The next day’s trek was shorter and we covered ground quicker, maybe we were getting used to the trekking but I think it was the excitement of the elephant ride to come that afternoon. Lunch was delicious but we were too busy watching the elephants wash in the river to notice. Elephants are brilliant creatures and being on one journeying deeper into the jungle is a fantastic experience.

The next morning Chan had us up early helping him and the village men build our rafts to take us down river to civilization. It is all part of the experience helping the guys and by helping I mean staying out of their way while they expertly craft our rafts. A serene float down to the nearest small town where our bus was waiting to take us to a hot shower and another massage.

We left Chiang Mai and headed back to Bangkok where we broke the journey up to the south with an over night stay in the city of angels.

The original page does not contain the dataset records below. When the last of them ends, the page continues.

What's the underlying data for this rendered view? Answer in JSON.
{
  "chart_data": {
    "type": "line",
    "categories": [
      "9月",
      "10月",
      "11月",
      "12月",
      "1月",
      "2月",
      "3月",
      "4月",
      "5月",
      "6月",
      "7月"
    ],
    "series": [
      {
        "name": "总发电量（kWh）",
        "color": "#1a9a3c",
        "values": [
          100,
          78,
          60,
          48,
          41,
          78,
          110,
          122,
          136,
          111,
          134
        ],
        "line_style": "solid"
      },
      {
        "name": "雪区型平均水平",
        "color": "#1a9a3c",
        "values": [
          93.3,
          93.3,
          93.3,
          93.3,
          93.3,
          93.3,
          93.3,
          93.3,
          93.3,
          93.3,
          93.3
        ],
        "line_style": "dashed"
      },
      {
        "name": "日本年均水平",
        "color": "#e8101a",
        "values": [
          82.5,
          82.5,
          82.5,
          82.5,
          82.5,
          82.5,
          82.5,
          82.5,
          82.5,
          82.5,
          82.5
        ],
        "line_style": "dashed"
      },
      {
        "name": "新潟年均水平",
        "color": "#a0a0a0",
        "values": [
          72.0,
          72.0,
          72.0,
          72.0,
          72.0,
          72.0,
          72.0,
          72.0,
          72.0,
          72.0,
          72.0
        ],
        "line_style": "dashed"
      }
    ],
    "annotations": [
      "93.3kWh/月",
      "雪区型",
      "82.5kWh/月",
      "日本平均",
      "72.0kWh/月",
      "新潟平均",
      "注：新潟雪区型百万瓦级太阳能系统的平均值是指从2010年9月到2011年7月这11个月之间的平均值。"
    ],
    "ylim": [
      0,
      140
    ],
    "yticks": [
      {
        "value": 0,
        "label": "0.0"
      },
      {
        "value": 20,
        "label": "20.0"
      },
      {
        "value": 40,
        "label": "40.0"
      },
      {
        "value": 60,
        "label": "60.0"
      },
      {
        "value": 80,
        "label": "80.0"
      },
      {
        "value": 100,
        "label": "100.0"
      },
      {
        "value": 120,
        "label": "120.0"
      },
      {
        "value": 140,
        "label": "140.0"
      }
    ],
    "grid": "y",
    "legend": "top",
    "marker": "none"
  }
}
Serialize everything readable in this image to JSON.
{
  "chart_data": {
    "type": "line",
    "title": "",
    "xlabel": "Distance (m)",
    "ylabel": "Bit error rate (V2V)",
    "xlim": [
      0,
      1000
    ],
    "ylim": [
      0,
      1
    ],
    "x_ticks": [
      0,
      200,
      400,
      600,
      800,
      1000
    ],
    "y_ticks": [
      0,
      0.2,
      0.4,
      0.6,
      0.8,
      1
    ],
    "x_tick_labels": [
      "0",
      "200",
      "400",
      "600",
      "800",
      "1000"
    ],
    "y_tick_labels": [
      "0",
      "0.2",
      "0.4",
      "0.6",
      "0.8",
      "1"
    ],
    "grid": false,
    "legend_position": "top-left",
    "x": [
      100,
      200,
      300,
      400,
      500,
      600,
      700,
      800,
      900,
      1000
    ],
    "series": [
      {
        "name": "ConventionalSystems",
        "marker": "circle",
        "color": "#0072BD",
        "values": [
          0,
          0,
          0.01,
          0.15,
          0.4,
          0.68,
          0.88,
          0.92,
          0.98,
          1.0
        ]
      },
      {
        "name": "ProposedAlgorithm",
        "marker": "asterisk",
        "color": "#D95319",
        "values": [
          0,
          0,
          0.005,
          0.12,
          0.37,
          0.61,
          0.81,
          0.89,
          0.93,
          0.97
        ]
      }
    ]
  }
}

I had heard a few good things about Khoa Sok national park, not too popular with tourists or backpackers alike due it not having a major bus stop. To get there you need to stop the bus by the 3rd banyan tree after 17th stream near the big hill and you will find a bakkie waiting to take you into the park. I’m glad we had a tour leader. The first night we slept with the birds in tree houses the second and third we stayed in raft houses on a man made dam. It is a truly beautiful area and a few of us spent the days swimming in waterfalls, flooded caves, kayaking and hiking and some of just sat back and took it all in.

How to finish this Thailand trip? On the beach of course. The islands around Krabi are what we visualize when we think of a Thai beach and they do not disappoint. The Thai’s have a word called sabai, loosely translated it means an inner happiness and contentment. I woke one afternoon from a napping on the beach and understood exactly what sabai means.